Mea Culpa

Mea culpa.  I must admit my guilt in sometimes letting my strong dislike of today’s Democrat Party overcome my objectivity.  The Democrat progressives oppose everything I believe, and they seem bent on destroying the nation I love.

Recently I posted an article entitled “infamy” in which I made claims about possible fraud in Arizona’s recent election.  My son Stuart, who lives in Arizona, informed me that some information that I had taken from a conservative news source was incorrect.  There were no missing 291,930 ballots in Maricopa County.  I should have investigated more thoroughly before writing that article.

Regardless of my error, I still believe that the main thrust of my argument remains valid.  We desperately need election reform.

Until relatively recently, wide-spread voting by mail was essentially restricted to a few western states.  2020 and the COVID epidemic changed all that.   There have been studies, especially those sponsored by left-leaning organizations, suggesting that mail-in voting is a boon to the democratic process and insisting that electoral fraud is very rare.  However, by its very nature, mail in voting is much more susceptible to manipulation than in-person voting, and I believe that fraud is far more common than many would have us believe.
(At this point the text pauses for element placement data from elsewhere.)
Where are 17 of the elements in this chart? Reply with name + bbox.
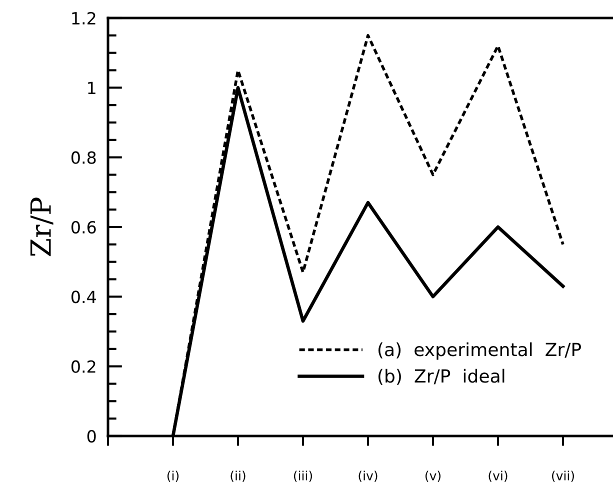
y-tick-label: 0.4 <box>71 290 96 304</box>
x-tick-label: (i) <box>167 470 179 482</box>
y-tick-label: 0.6 <box>71 220 96 234</box>
x-tick-label: (vii) <box>552 470 574 482</box>
legend-label: (b) Zr/P ideal <box>378 368 504 385</box>
y-axis-title: Zr/P <box>30 198 54 256</box>
x-tick-label: (ii) <box>230 470 246 482</box>
y-tick-label: 1.2 <box>72 12 96 24</box>
y-tick-label: 0 <box>87 430 96 443</box>
x-tick-label: (iv) <box>358 470 378 482</box>
y-tick-label: 1 <box>88 82 96 94</box>
x-tick-label: (vi) <box>488 470 508 482</box>
legend-label: (a) experimental Zr/P <box>378 342 581 360</box>
x-tick-label: (iii) <box>294 470 312 482</box>
y-tick-label: 0.8 <box>71 151 96 164</box>
x-tick-label: (v) <box>426 470 440 482</box>
y-tick-label: 0.2 <box>71 360 96 373</box>
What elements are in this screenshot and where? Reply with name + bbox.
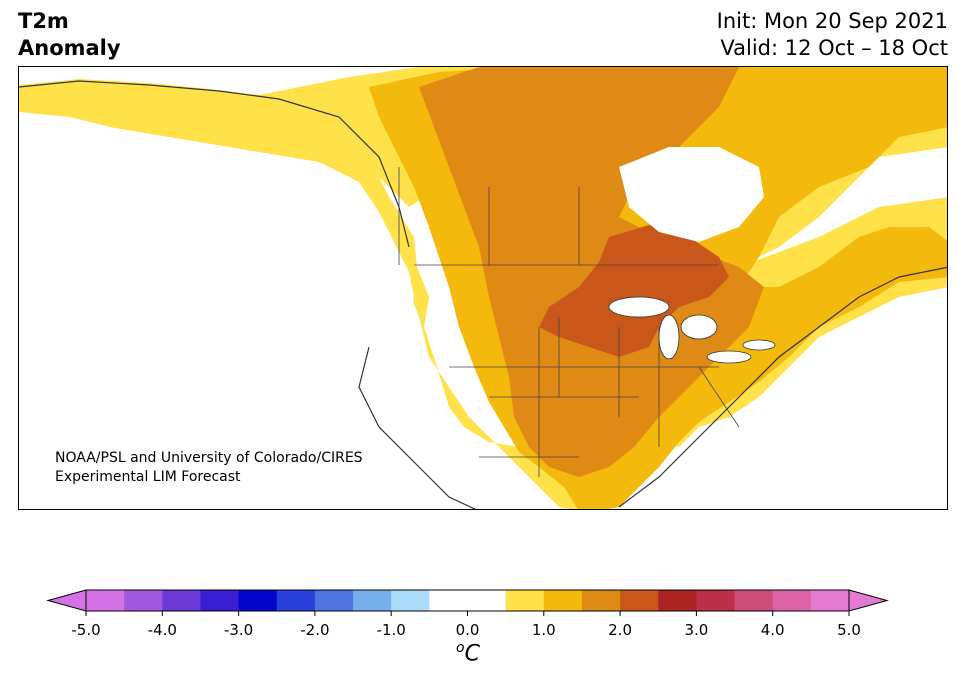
colorbar-tick-label: -5.0	[71, 621, 101, 639]
colorbar-cell	[581, 590, 621, 611]
colorbar-tick-label: 0.0	[455, 621, 480, 639]
political-borders	[398, 167, 740, 477]
colorbar-tick-label: -4.0	[147, 621, 177, 639]
colorbar	[46, 589, 889, 616]
forecast-dates: Init: Mon 20 Sep 2021 Valid: 12 Oct – 18…	[717, 8, 948, 62]
colorbar-cell	[810, 590, 850, 611]
unit-base: C	[464, 641, 480, 667]
credit-line-1: NOAA/PSL and University of Colorado/CIRE…	[55, 450, 363, 466]
unit-superscript: o	[456, 640, 465, 656]
credit-line-2: Experimental LIM Forecast	[55, 469, 241, 485]
colorbar-cell	[696, 590, 736, 611]
colorbar-cell	[86, 590, 125, 611]
colorbar-tick-label: 2.0	[608, 621, 633, 639]
anomaly-region-white-hudson	[619, 147, 764, 242]
great-lakes	[608, 296, 776, 364]
anomaly-label: Anomaly	[18, 36, 121, 60]
colorbar-cell	[467, 590, 507, 611]
map-canvas	[19, 67, 947, 509]
colorbar-cell	[200, 590, 240, 611]
anomaly-region-red-orange	[539, 225, 729, 357]
anomaly-region-white-west	[19, 117, 529, 509]
colorbar-cell	[734, 590, 774, 611]
colorbar-cells	[86, 590, 850, 611]
colorbar-ticks	[85, 611, 850, 616]
anomaly-region-yellow	[19, 79, 583, 509]
colorbar-unit-label: oC	[448, 640, 488, 666]
colorbar-cell	[658, 590, 697, 611]
anomaly-map	[18, 66, 948, 510]
colorbar-tick-label: 5.0	[837, 621, 861, 639]
colorbar-cell	[391, 590, 430, 611]
colorbar-cell	[772, 590, 812, 611]
colorbar-tick-label: 3.0	[684, 621, 709, 639]
colorbar-tick-label: -3.0	[223, 621, 254, 639]
coastlines	[19, 80, 947, 509]
colorbar-tick-label: -2.0	[300, 621, 330, 639]
init-date: Init: Mon 20 Sep 2021	[716, 9, 948, 33]
colorbar-cell	[620, 590, 659, 611]
colorbar-cell	[505, 590, 545, 611]
colorbar-tick-label: -1.0	[376, 621, 406, 639]
colorbar-cell	[124, 590, 163, 611]
colorbar-cell	[162, 590, 201, 611]
map-credit: NOAA/PSL and University of Colorado/CIRE…	[55, 449, 363, 487]
variable-label: T2m	[18, 9, 69, 33]
colorbar-cell	[353, 590, 392, 611]
colorbar-under-arrow	[46, 589, 87, 612]
colorbar-tick-label: 1.0	[531, 621, 556, 639]
valid-range: Valid: 12 Oct – 18 Oct	[720, 36, 948, 60]
colorbar-cell	[543, 590, 583, 611]
colorbar-cell	[314, 590, 354, 611]
colorbar-cell	[429, 590, 468, 611]
colorbar-cell	[276, 590, 316, 611]
colorbar-over-arrow	[848, 589, 889, 612]
colorbar-cell	[238, 590, 278, 611]
figure-title: T2m Anomaly	[18, 8, 121, 62]
colorbar-tick-label: 4.0	[760, 621, 785, 639]
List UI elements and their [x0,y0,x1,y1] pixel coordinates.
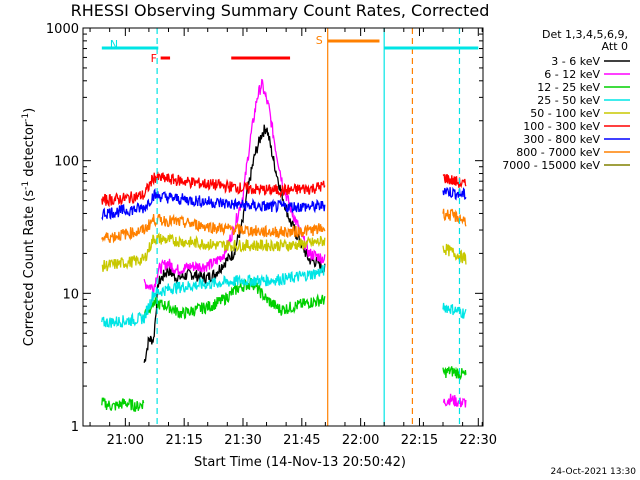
series-line-4-0 [101,232,326,272]
series-line-1-1 [442,393,467,408]
series-line-2-1 [143,277,326,320]
y-tick-label: 1 [71,420,79,435]
legend-entry-label: 50 - 100 keV [530,107,600,120]
annotation-label: F [151,52,157,65]
y-tick-label: 10 [62,287,79,302]
plot-frame [82,27,484,427]
series-line-3-0 [101,264,326,328]
timestamp-stamp: 24-Oct-2021 13:30 [551,467,637,477]
x-tick-label: 21:30 [224,433,261,448]
legend-header-line: Det 1,3,4,5,6,9, [542,28,628,41]
legend-header-line: Att 0 [602,40,628,53]
series-line-6-0 [101,188,326,221]
legend-entry-label: 300 - 800 keV [523,133,600,146]
marker-layer [101,28,479,426]
x-tick-label: 22:00 [342,433,379,448]
y-axis-label-part2: detector [22,121,37,181]
y-axis-label-part1: Corrected Count Rate (s [22,190,37,347]
x-tick-label: 21:45 [283,433,320,448]
y-tick-label: 100 [54,155,79,170]
legend-entry-label: 100 - 300 keV [523,120,600,133]
annotation-label: S [316,34,323,47]
y-axis-label-sup1: -1 [21,181,31,190]
series-line-3-1 [442,302,467,319]
series-line-5-0 [101,171,326,208]
annotation-label: N [110,38,118,51]
series-line-7-1 [442,208,467,227]
x-tick-label: 22:30 [460,433,497,448]
series-line-2-2 [442,366,467,381]
axis-layer: 1 10 100 1000 21:00 21:15 21:30 21:45 22:00 22:15… [46,22,497,448]
x-tick-label: 21:00 [107,433,144,448]
x-tick-label: 21:15 [165,433,202,448]
y-axis-label: Corrected Count Rate (s-1 detector-1) [21,108,37,346]
series-line-2-0 [101,397,145,412]
series-line-6-1 [442,186,467,201]
series-line-7-0 [101,213,326,244]
series-line-5-1 [442,173,467,189]
y-tick-label: 1000 [46,22,79,37]
chart-title: RHESSI Observing Summary Count Rates, Co… [71,1,490,20]
legend-entry-label: 25 - 50 keV [537,94,600,107]
series-layer [101,78,467,412]
x-axis-label: Start Time (14-Nov-13 20:50:42) [194,455,406,470]
y-axis-label-sup2: -1 [21,113,31,122]
legend-entry-label: 6 - 12 keV [544,68,600,81]
legend-entry-label: 12 - 25 keV [537,81,600,94]
legend-entry-label: 3 - 6 keV [551,55,600,68]
legend-entry-label: 800 - 7000 keV [516,146,600,159]
legend-entry-label: 7000 - 15000 keV [502,159,600,172]
series-line-0-0 [143,124,326,363]
x-tick-label: 22:15 [401,433,438,448]
series-line-4-1 [442,243,467,265]
y-axis-label-part3: ) [22,108,37,113]
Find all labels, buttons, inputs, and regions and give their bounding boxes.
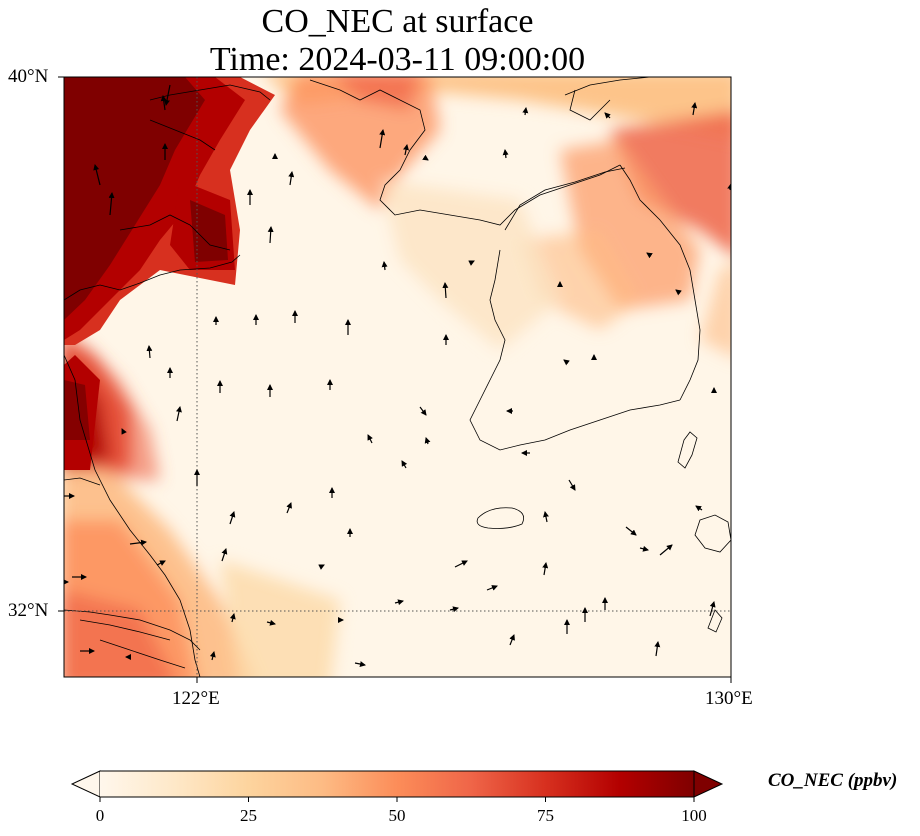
- wind-arrow: [424, 437, 431, 445]
- wind-arrow: [563, 359, 570, 366]
- colorbar-gradient: [100, 771, 694, 797]
- wind-arrow: [381, 261, 388, 271]
- colorbar-extend-max: [693, 770, 724, 798]
- wind-arrow: [354, 661, 366, 667]
- wind-arrow: [394, 599, 404, 606]
- wind-arrow: [367, 434, 373, 444]
- wind-arrow: [654, 641, 661, 657]
- wind-arrow: [379, 129, 386, 149]
- wind-arrow: [695, 505, 703, 512]
- wind-arrow: [543, 511, 549, 523]
- axis-ticks: [58, 76, 732, 683]
- wind-arrow: [146, 345, 153, 359]
- gridlines: [64, 77, 731, 677]
- lat-label-40n: 40°N: [8, 66, 49, 87]
- wind-arrow: [318, 564, 325, 570]
- concentration-field: [64, 77, 731, 677]
- map-title-variable: CO_NEC at surface: [261, 3, 534, 40]
- wind-arrow: [209, 651, 216, 661]
- wind-arrow: [221, 548, 228, 562]
- wind-vectors: [64, 84, 731, 667]
- wind-arrow: [422, 154, 429, 161]
- wind-arrow: [129, 539, 147, 546]
- wind-arrow: [625, 526, 637, 536]
- wind-arrow: [568, 479, 576, 491]
- wind-arrow: [454, 560, 468, 568]
- wind-arrow: [509, 634, 515, 646]
- colorbar: [70, 770, 724, 802]
- wind-arrow: [542, 562, 549, 576]
- wind-arrow: [675, 289, 682, 296]
- colorbar-tick-50: 50: [388, 806, 406, 825]
- wind-arrow: [522, 107, 529, 116]
- wind-arrow: [286, 502, 292, 514]
- wind-arrow: [449, 606, 459, 613]
- wind-arrow: [267, 226, 274, 244]
- wind-arrow: [164, 84, 171, 106]
- wind-arrow: [639, 545, 649, 552]
- colorbar-extend-min: [70, 770, 101, 798]
- wind-arrow: [288, 171, 295, 186]
- wind-arrow: [419, 406, 427, 416]
- wind-arrow: [646, 252, 653, 259]
- wind-arrow: [156, 560, 166, 566]
- wind-arrow: [108, 192, 115, 216]
- wind-arrow: [160, 95, 167, 111]
- colorbar-label: CO_NEC (ppbv): [768, 770, 898, 791]
- wind-arrow: [486, 585, 498, 591]
- lon-label-122e: 122°E: [172, 688, 220, 709]
- wind-arrow: [604, 112, 611, 119]
- lon-label-130e: 130°E: [705, 688, 753, 709]
- wind-arrow: [401, 460, 408, 469]
- map-title-time: Time: 2024-03-11 09:00:00: [209, 41, 586, 78]
- wind-arrow: [442, 282, 449, 299]
- colorbar-tick-100: 100: [681, 806, 707, 825]
- lat-label-32n: 32°N: [8, 600, 49, 621]
- wind-arrow: [229, 613, 236, 623]
- wind-arrow: [176, 406, 182, 422]
- wind-arrow: [403, 144, 409, 156]
- wind-arrow: [659, 544, 673, 556]
- wind-arrow: [121, 428, 127, 435]
- colorbar-tick-0: 0: [95, 806, 105, 825]
- wind-arrow: [691, 102, 698, 116]
- colorbar-tick-25: 25: [240, 806, 257, 825]
- wind-arrow: [93, 164, 101, 186]
- wind-arrow: [468, 260, 475, 266]
- wind-arrow: [266, 619, 276, 626]
- wind-arrow: [229, 511, 236, 525]
- map-frame: [63, 76, 732, 678]
- wind-arrow: [502, 149, 509, 159]
- wind-arrow: [709, 601, 716, 617]
- colorbar-tick-75: 75: [537, 806, 554, 825]
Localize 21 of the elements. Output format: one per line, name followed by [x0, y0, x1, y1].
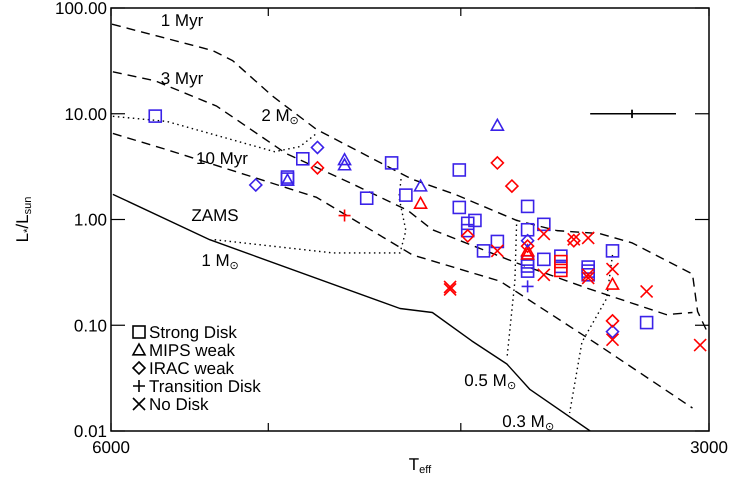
- annotation: Transition Disk: [149, 377, 262, 396]
- x-tick-label: 6000: [92, 438, 130, 457]
- annotation: 10 Myr: [196, 149, 248, 168]
- annotation: IRAC weak: [149, 359, 235, 378]
- annotation: No Disk: [149, 395, 210, 414]
- x-tick-label: 3000: [690, 438, 728, 457]
- y-tick-label: 0.10: [74, 316, 107, 336]
- annotation: 2 M$_{⊙}$: [261, 106, 299, 128]
- annotation: 3 Myr: [160, 69, 204, 88]
- annotation: 1 M$_{⊙}$: [201, 251, 239, 272]
- annotation: 0.5 M$_{⊙}$: [464, 371, 516, 392]
- y-tick-label: 10.00: [64, 104, 107, 124]
- annotation: Strong Disk: [149, 323, 238, 342]
- y-tick-label: 1.00: [74, 210, 107, 230]
- x-axis-title: T$_{eff}$: [408, 455, 432, 476]
- annotation: MIPS weak: [149, 341, 236, 360]
- annotation: ZAMS: [191, 206, 239, 225]
- y-tick-label: 0.01: [74, 422, 107, 441]
- annotation: 1 Myr: [160, 11, 204, 30]
- annotation: 0.3 M$_{⊙}$: [502, 412, 554, 434]
- y-tick-label: 100.00: [55, 0, 107, 18]
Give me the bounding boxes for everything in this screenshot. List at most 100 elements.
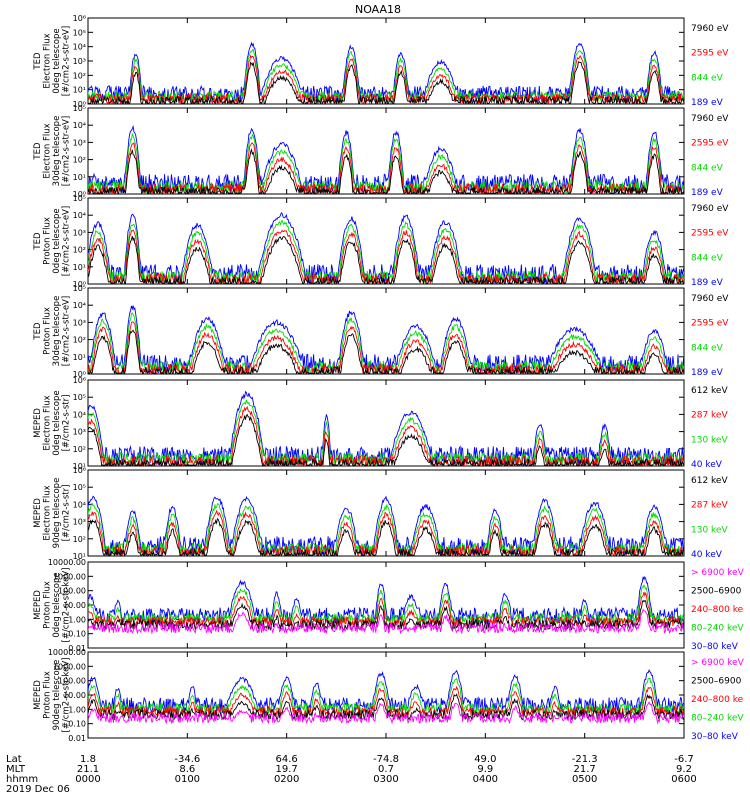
footer-tick-hhmm: 0200 bbox=[274, 774, 299, 785]
y-tick-label: 10⁵ bbox=[73, 284, 86, 293]
legend-entry: 30–80 keV bbox=[691, 732, 739, 742]
legend-entry: 2500–6900 bbox=[691, 587, 742, 597]
y-tick-label: 10⁶ bbox=[73, 376, 86, 385]
legend-entry: 287 keV bbox=[691, 501, 728, 511]
footer-tick-lat: -6.7 bbox=[674, 754, 694, 765]
y-tick-label: 10000.00 bbox=[48, 648, 86, 657]
y-tick-label: 10⁰ bbox=[73, 100, 86, 109]
footer-tick-mlt: 21.1 bbox=[77, 764, 99, 775]
y-axis-label-line: 90deg telescope bbox=[52, 478, 62, 549]
y-axis-label-line: [#/cm2-s-str-eV] bbox=[61, 296, 71, 366]
y-tick-label: 100.00 bbox=[58, 677, 86, 686]
footer-tick-lat: -34.6 bbox=[174, 754, 200, 765]
series-trace bbox=[88, 517, 684, 556]
y-tick-label: 10.00 bbox=[63, 601, 86, 610]
legend-entry: 612 keV bbox=[691, 386, 728, 396]
legend-entry: 30–80 keV bbox=[691, 642, 739, 652]
footer-tick-hhmm: 0400 bbox=[473, 774, 498, 785]
footer-tick-hhmm: 0600 bbox=[671, 774, 696, 785]
legend-entry: 7960 eV bbox=[691, 24, 729, 34]
y-axis-label-line: Electron Flux bbox=[42, 123, 52, 178]
footer-tick-hhmm: 0100 bbox=[175, 774, 200, 785]
series-trace bbox=[88, 502, 684, 556]
series-trace bbox=[88, 677, 684, 715]
y-tick-label: 10¹ bbox=[73, 353, 86, 362]
y-axis-label-line: 30deg telescope bbox=[52, 116, 62, 187]
figure-title: NOAA18 bbox=[355, 3, 401, 16]
y-axis-label-line: MEPED bbox=[33, 680, 43, 710]
y-axis-label-line: 0deg telescope bbox=[52, 572, 62, 637]
y-tick-label: 10² bbox=[73, 71, 86, 80]
y-tick-label: 10⁴ bbox=[73, 211, 86, 220]
footer-date: 2019 Dec 06 bbox=[6, 784, 70, 795]
footer-tick-hhmm: 0300 bbox=[373, 774, 398, 785]
y-axis-label-line: TED bbox=[33, 232, 43, 251]
y-axis-label-line: [#/cm2-s-str-keV] bbox=[61, 568, 71, 643]
legend-entry: 240–800 ke bbox=[691, 605, 744, 615]
panel-5: 10¹ 10² 10³ 10⁴ 10⁵ 10⁶ MEPED Electron Flux 0deg… bbox=[33, 376, 729, 471]
y-tick-label: 10⁴ bbox=[73, 410, 86, 419]
legend-entry: 130 keV bbox=[691, 435, 728, 445]
y-axis-label-line: [#/cm2-s-str-keV] bbox=[61, 658, 71, 733]
legend-entry: 189 eV bbox=[691, 278, 724, 288]
legend-entry: 40 keV bbox=[691, 550, 723, 560]
y-axis-label-line: TED bbox=[33, 322, 43, 341]
y-axis-label-line: 0deg telescope bbox=[52, 390, 62, 455]
series-trace bbox=[88, 48, 684, 103]
footer-tick-mlt: 19.7 bbox=[276, 764, 298, 775]
panel-frame bbox=[87, 651, 685, 739]
y-axis-label-line: Electron Flux bbox=[42, 33, 52, 88]
footer-tick-lat: 1.8 bbox=[80, 754, 96, 765]
y-tick-label: 10² bbox=[73, 445, 86, 454]
legend-entry: 240–800 ke bbox=[691, 695, 744, 705]
legend-entry: 80–240 keV bbox=[691, 714, 744, 724]
series-trace bbox=[88, 390, 684, 466]
footer-tick-hhmm: 0000 bbox=[75, 774, 100, 785]
series-trace bbox=[88, 212, 684, 284]
footer-tick-lat: 64.6 bbox=[276, 754, 298, 765]
y-tick-label: 10⁵ bbox=[73, 28, 86, 37]
y-axis-label-line: [#/cm2-s-str-eV] bbox=[61, 116, 71, 186]
y-tick-label: 10⁴ bbox=[73, 43, 86, 52]
y-axis-label-line: [#/cm2-s-str] bbox=[61, 395, 71, 452]
legend-entry: 844 eV bbox=[691, 253, 724, 263]
series-trace bbox=[88, 668, 684, 715]
panel-1: 10⁰ 10¹ 10² 10³ 10⁴ 10⁵ 10⁶ TED Electron Flux 0de… bbox=[33, 14, 730, 109]
footer-row-label-mlt: MLT bbox=[6, 764, 26, 775]
legend-entry: 7960 eV bbox=[691, 114, 729, 124]
legend-entry: > 6900 keV bbox=[691, 568, 745, 578]
y-tick-label: 10000.00 bbox=[48, 558, 86, 567]
y-axis-label-line: Proton Flux bbox=[42, 217, 52, 265]
series-trace bbox=[88, 413, 684, 466]
y-tick-label: 10⁰ bbox=[73, 280, 86, 289]
legend-entry: 287 keV bbox=[691, 411, 728, 421]
y-axis-label-line: [#/cm2-s-str-eV] bbox=[61, 26, 71, 96]
y-tick-label: 10³ bbox=[73, 228, 86, 237]
legend-entry: 189 eV bbox=[691, 98, 724, 108]
legend-entry: 2595 eV bbox=[691, 319, 729, 329]
series-trace bbox=[88, 329, 684, 374]
legend-entry: > 6900 keV bbox=[691, 658, 745, 668]
y-tick-label: 100.00 bbox=[58, 587, 86, 596]
y-tick-label: 1000.00 bbox=[53, 572, 86, 581]
y-tick-label: 10⁴ bbox=[73, 301, 86, 310]
y-tick-label: 10⁵ bbox=[73, 194, 86, 203]
legend-entry: 7960 eV bbox=[691, 294, 729, 304]
footer-tick-lat: 49.0 bbox=[474, 754, 496, 765]
y-tick-label: 1000.00 bbox=[53, 662, 86, 671]
y-axis-label-line: Electron Flux bbox=[42, 395, 52, 450]
y-tick-label: 10³ bbox=[73, 57, 86, 66]
y-tick-label: 10² bbox=[73, 535, 86, 544]
y-tick-label: 10³ bbox=[73, 428, 86, 437]
legend-entry: 2595 eV bbox=[691, 229, 729, 239]
legend-entry: 7960 eV bbox=[691, 204, 729, 214]
series-trace bbox=[88, 41, 684, 103]
legend-entry: 844 eV bbox=[691, 343, 724, 353]
y-axis-label-line: 0deg telescope bbox=[52, 28, 62, 93]
y-axis-label-line: 0deg telescope bbox=[52, 208, 62, 273]
panel-2: 10⁰ 10¹ 10² 10³ 10⁴ 10⁵ TED Electron Flux 30deg … bbox=[33, 104, 730, 199]
y-axis-label-line: TED bbox=[33, 52, 43, 71]
legend-entry: 2595 eV bbox=[691, 139, 729, 149]
y-tick-label: 0.01 bbox=[68, 644, 86, 653]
Voting is one of the most important acts of citizenship, and we should take it very seriously.  Surely it is worth the time and effort to cast our ballots in person at one of a number of conveniently situated polling places.  This could be done over a short period (not to exceed a week) preceding and including election day.  Absentee ballots should be limited to those citizens with a legitimate reason, (out of state or  physically handicapped) and those ballots must be received on or before election day.  Hand ballots would be required, and every voter must show a proper ID.  Votes should be tabulated and certified within 48 hours of the poll closing on election day.

These are straightforward measures that should serve to eliminate most controversies and give us confidence in fair elections.

Let’s exercise the political will to get it done.